Portel: Quatro perguntas sobre o PCCR da Educação

Como está o PCCR que a SEMED está fazendo em conjunto com o SINTEPP? Como estão os atendimentos às recomendações feitas pela Promotoria Pública? Daria para fazer concurso? A SEMED disponibilizou todo o material financeiro (apelidado carinhosamente por este blogueiro em anos anteriores como "caixa preta")? Veja esta e outras questões nesta postagem.

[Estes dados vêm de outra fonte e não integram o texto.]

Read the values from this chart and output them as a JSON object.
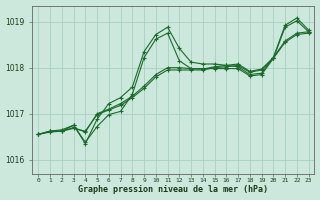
{
  "xlabel": "Graphe pression niveau de la mer (hPa)",
  "bg_color": "#cce8dc",
  "grid_color": "#a8cfc0",
  "line_color": "#1a6b2a",
  "ylim": [
    1015.7,
    1019.35
  ],
  "xlim": [
    -0.5,
    23.5
  ],
  "yticks": [
    1016,
    1017,
    1018,
    1019
  ],
  "xtick_labels": [
    "0",
    "1",
    "2",
    "3",
    "4",
    "5",
    "6",
    "7",
    "8",
    "9",
    "10",
    "11",
    "12",
    "13",
    "14",
    "15",
    "16",
    "17",
    "18",
    "19",
    "20",
    "21",
    "22",
    "23"
  ],
  "series": [
    [
      1016.55,
      1016.62,
      1016.62,
      1016.68,
      1016.62,
      1016.98,
      1017.08,
      1017.18,
      1017.35,
      1017.55,
      1017.8,
      1017.95,
      1017.95,
      1017.95,
      1017.95,
      1018.0,
      1018.02,
      1018.05,
      1017.9,
      1017.95,
      1018.2,
      1018.55,
      1018.72,
      1018.75
    ],
    [
      1016.55,
      1016.6,
      1016.62,
      1016.7,
      1016.6,
      1017.0,
      1017.1,
      1017.22,
      1017.38,
      1017.6,
      1017.85,
      1018.0,
      1018.0,
      1017.98,
      1017.97,
      1018.02,
      1018.05,
      1018.08,
      1017.92,
      1017.97,
      1018.22,
      1018.58,
      1018.75,
      1018.78
    ],
    [
      1016.55,
      1016.62,
      1016.62,
      1016.75,
      1016.38,
      1016.72,
      1016.98,
      1017.05,
      1017.42,
      1018.22,
      1018.62,
      1018.75,
      1018.15,
      1017.98,
      1017.98,
      1017.98,
      1017.98,
      1017.98,
      1017.82,
      1017.85,
      1018.2,
      1018.88,
      1019.02,
      1018.78
    ],
    [
      1016.55,
      1016.62,
      1016.65,
      1016.75,
      1016.35,
      1016.88,
      1017.22,
      1017.35,
      1017.58,
      1018.35,
      1018.72,
      1018.88,
      1018.42,
      1018.12,
      1018.08,
      1018.08,
      1018.05,
      1018.02,
      1017.85,
      1017.88,
      1018.22,
      1018.92,
      1019.08,
      1018.82
    ]
  ]
}
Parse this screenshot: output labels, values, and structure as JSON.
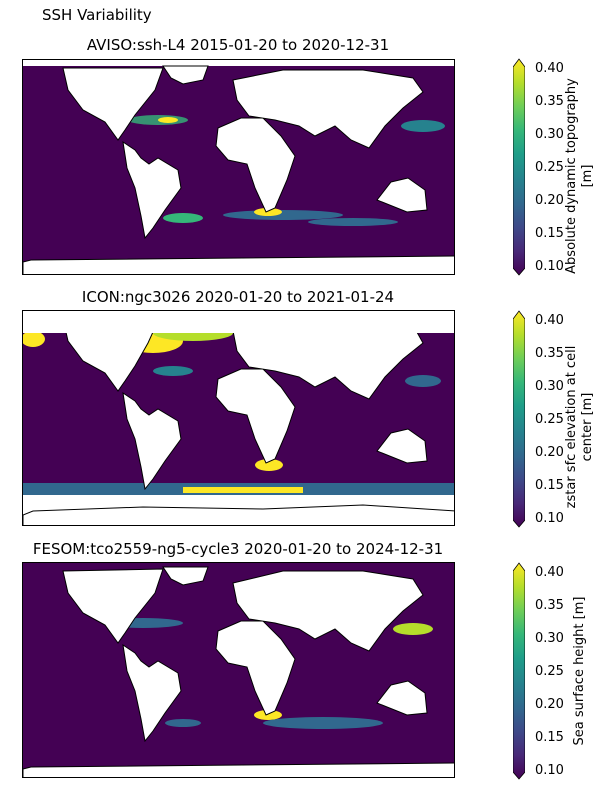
{
  "figure": {
    "suptitle": "SSH Variability"
  },
  "panels": [
    {
      "title": "AVISO:ssh-L4 2015-01-20 to 2020-12-31",
      "colorbar_label_line1": "Absolute dynamic topography",
      "colorbar_label_line2": "[m]"
    },
    {
      "title": "ICON:ngc3026 2020-01-20 to 2021-01-24",
      "colorbar_label_line1": "zstar sfc elevation at cell",
      "colorbar_label_line2": "center [m]"
    },
    {
      "title": "FESOM:tco2559-ng5-cycle3 2020-01-20 to 2024-12-31",
      "colorbar_label_line1": "Sea surface height [m]",
      "colorbar_label_line2": ""
    }
  ],
  "colorbar": {
    "colormap": "viridis",
    "ticks": [
      "0.40",
      "0.35",
      "0.30",
      "0.25",
      "0.20",
      "0.15",
      "0.10"
    ],
    "range": [
      0.1,
      0.4
    ],
    "extend": "both",
    "colors": [
      "#440154",
      "#482878",
      "#3e4989",
      "#31688e",
      "#26828e",
      "#1f9e89",
      "#35b779",
      "#6ece58",
      "#b5de2b",
      "#fde725"
    ]
  },
  "chart_data": {
    "type": "heatmap",
    "projection": "PlateCarree",
    "variable": "ssh standard deviation",
    "vmin": 0.1,
    "vmax": 0.4,
    "panels": [
      "AVISO:ssh-L4",
      "ICON:ngc3026",
      "FESOM:tco2559-ng5-cycle3"
    ]
  }
}
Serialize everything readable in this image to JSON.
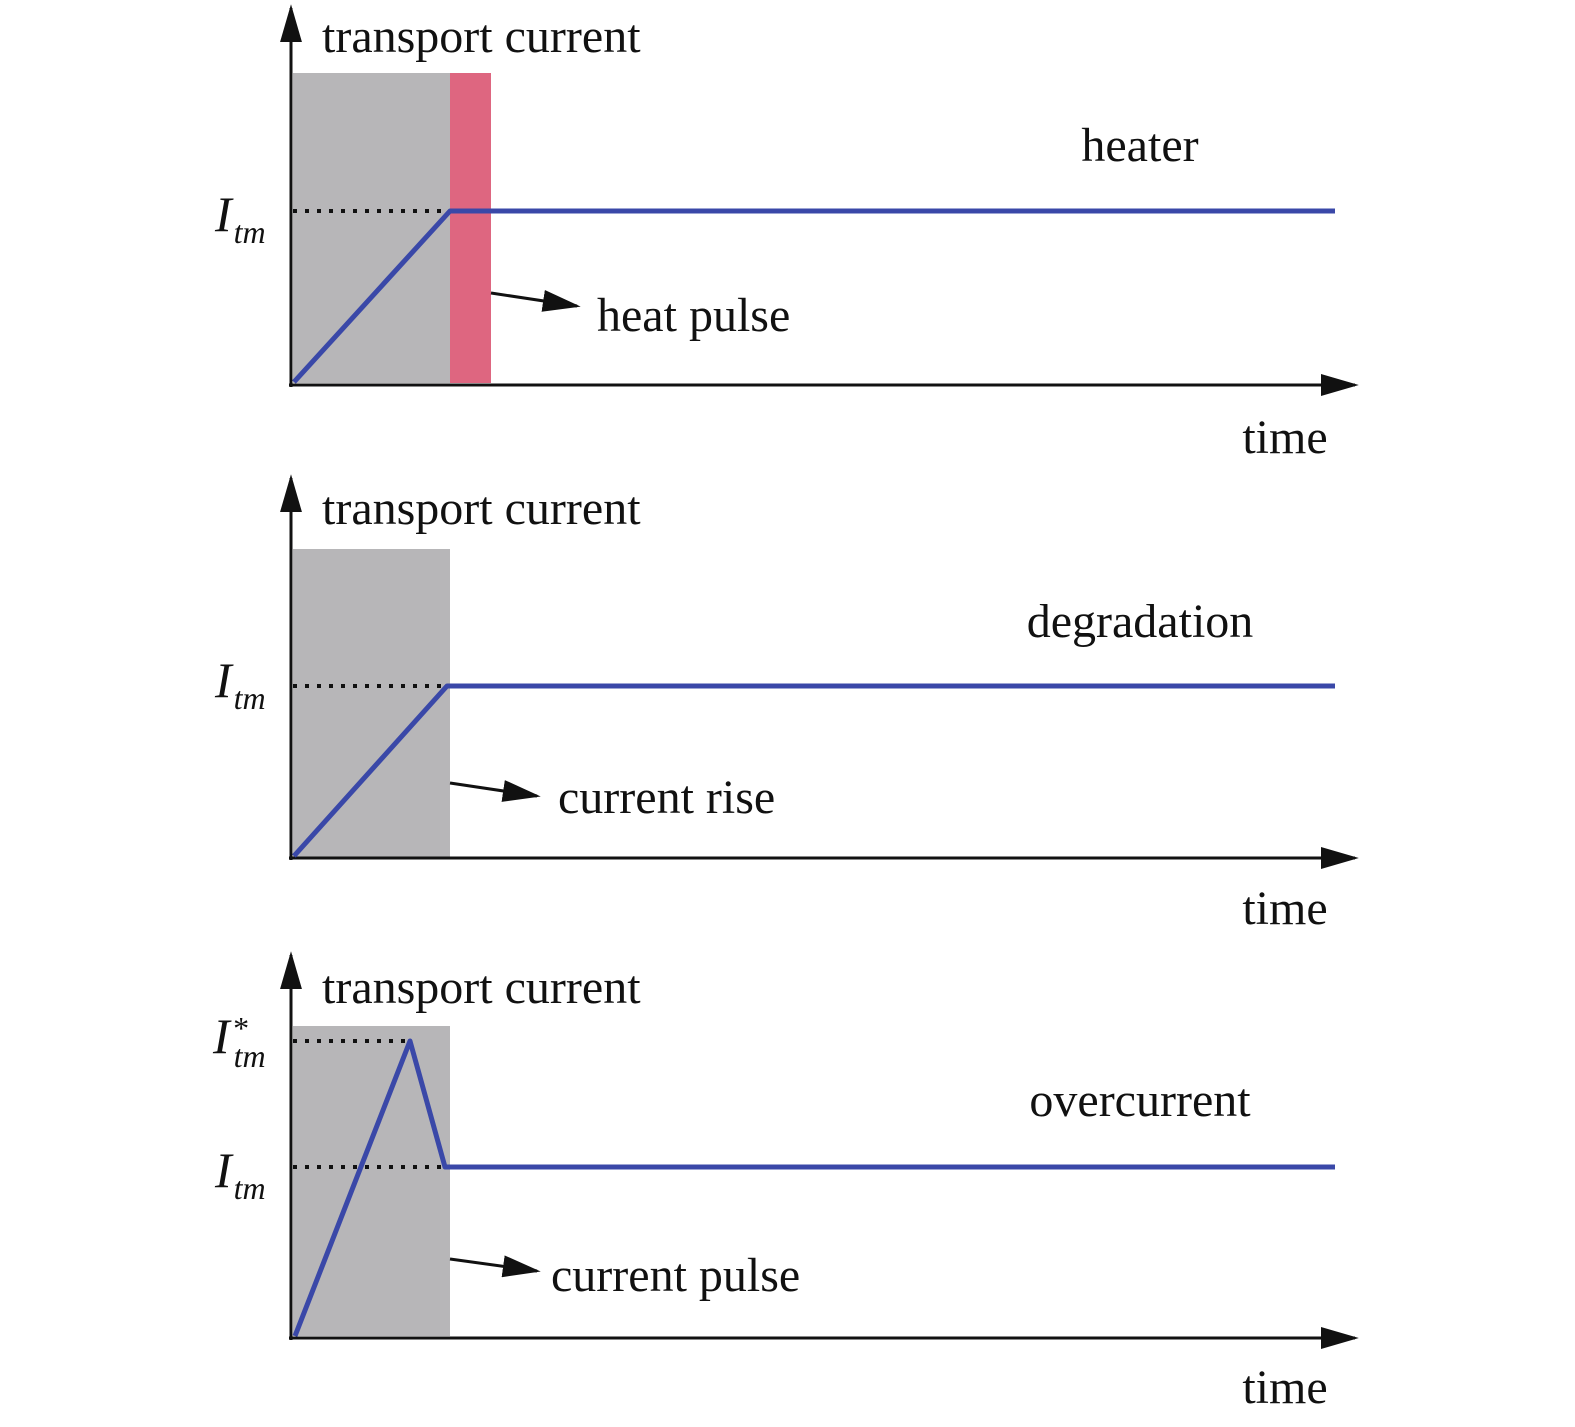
{
  "panels": [
    {
      "y_axis_label": "transport current",
      "x_axis_label": "time",
      "mode": "heater",
      "annotation": "heat pulse",
      "levels": [
        {
          "symbol": "I",
          "subscript": "tm"
        }
      ]
    },
    {
      "y_axis_label": "transport current",
      "x_axis_label": "time",
      "mode": "degradation",
      "annotation": "current rise",
      "levels": [
        {
          "symbol": "I",
          "subscript": "tm"
        }
      ]
    },
    {
      "y_axis_label": "transport current",
      "x_axis_label": "time",
      "mode": "overcurrent",
      "annotation": "current pulse",
      "levels": [
        {
          "symbol": "I",
          "superscript": "*",
          "subscript": "tm"
        },
        {
          "symbol": "I",
          "subscript": "tm"
        }
      ]
    }
  ]
}
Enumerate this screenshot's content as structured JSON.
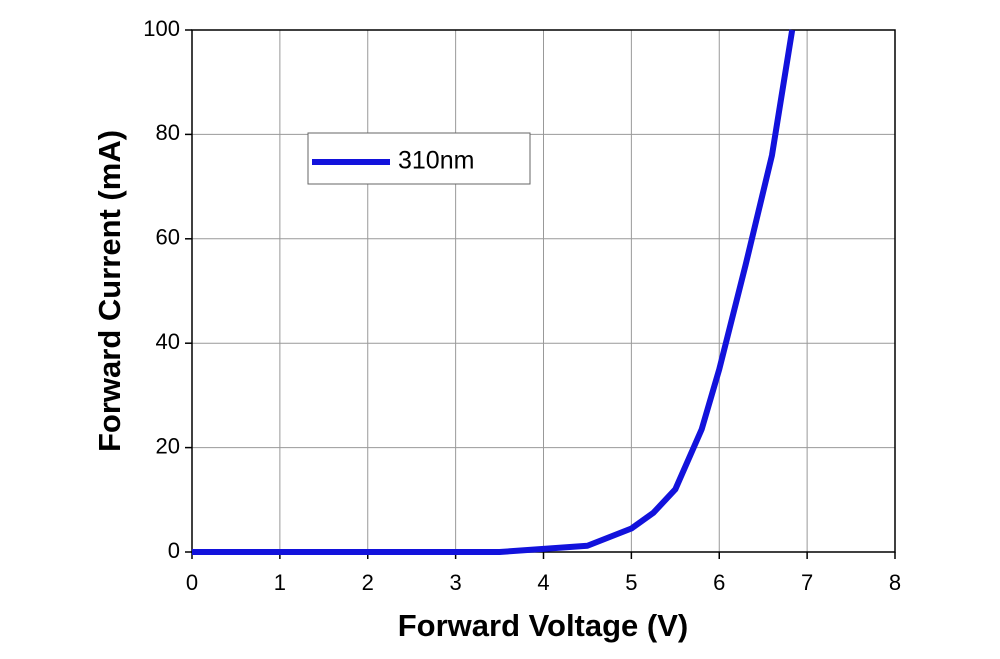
{
  "chart_data": {
    "type": "line",
    "x_label": "Forward Voltage (V)",
    "y_label": "Forward Current (mA)",
    "xlim": [
      0,
      8
    ],
    "xticks": [
      0,
      1,
      2,
      3,
      4,
      5,
      6,
      7,
      8
    ],
    "ylim": [
      0,
      100
    ],
    "yticks": [
      0,
      20,
      40,
      60,
      80,
      100
    ],
    "grid": true,
    "legend": "upper left",
    "series": [
      {
        "name": "310nm",
        "color": "#1212dc",
        "x": [
          0,
          3.5,
          4,
          4.5,
          5,
          5.25,
          5.5,
          5.8,
          6,
          6.3,
          6.6,
          6.83
        ],
        "values": [
          0,
          0,
          0.6,
          1.2,
          4.5,
          7.5,
          12,
          23.5,
          35,
          55,
          76,
          100
        ]
      }
    ]
  }
}
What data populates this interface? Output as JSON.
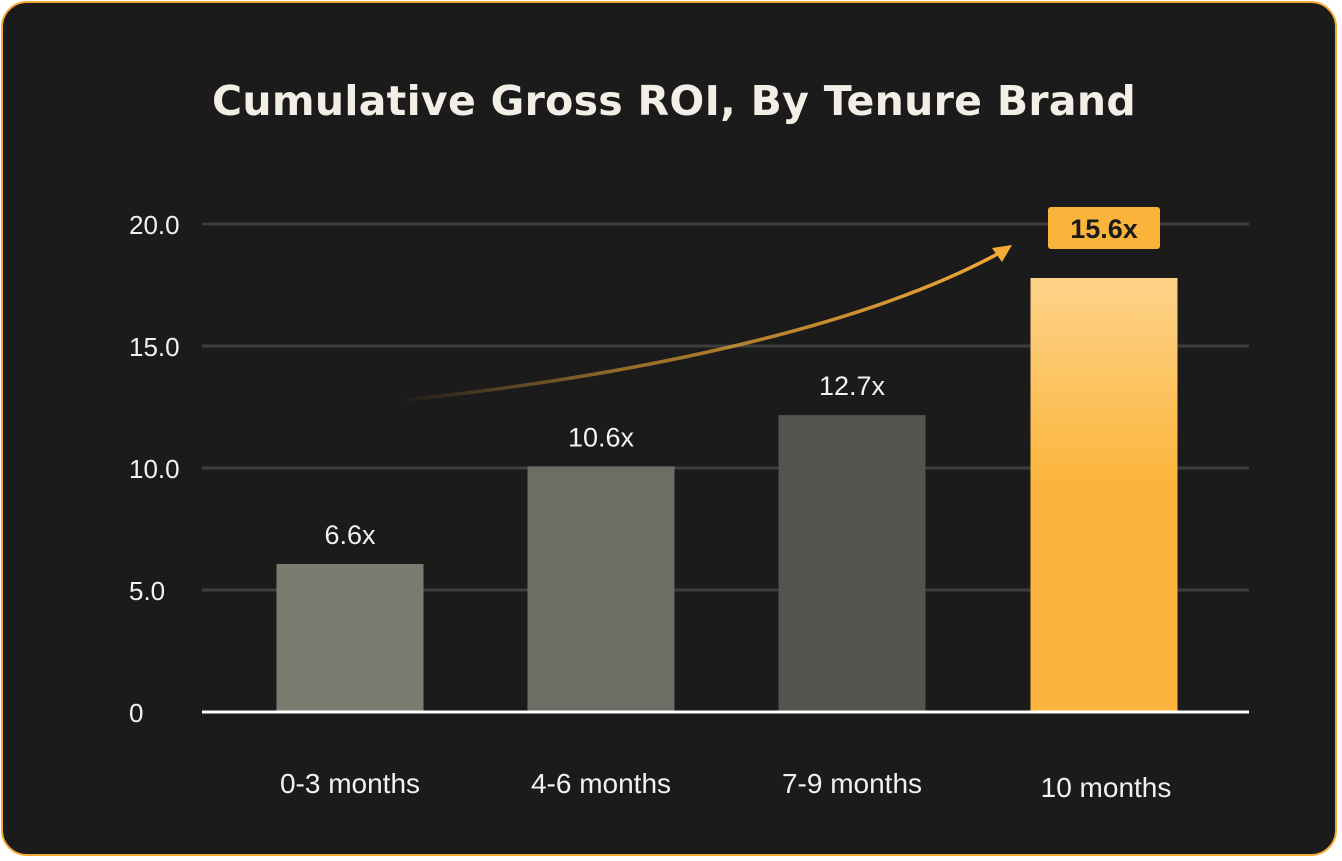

O ACORDO PREFEITO X PROMOTORIA
Segundo o acordo feito entre o Prefeito Manoel Maranhense e a Promotoria Pública - representado pelo Promotor Público Rodrigo Silva Vasconcelos, há um cronograma que exige o fechamento de todas as atualizações do PCCR para dar cumprimento ao concurso público a ser realizado antes do fim do ano de 2018. Participam, do lado do SINTEPP, os professores Otoniel Souza, José da Costa e Pedro Cabral. Em caso de descumprimento, o prefeito sofre duras sanções, como aplicação de multa e incorre em crime de responsabilidade.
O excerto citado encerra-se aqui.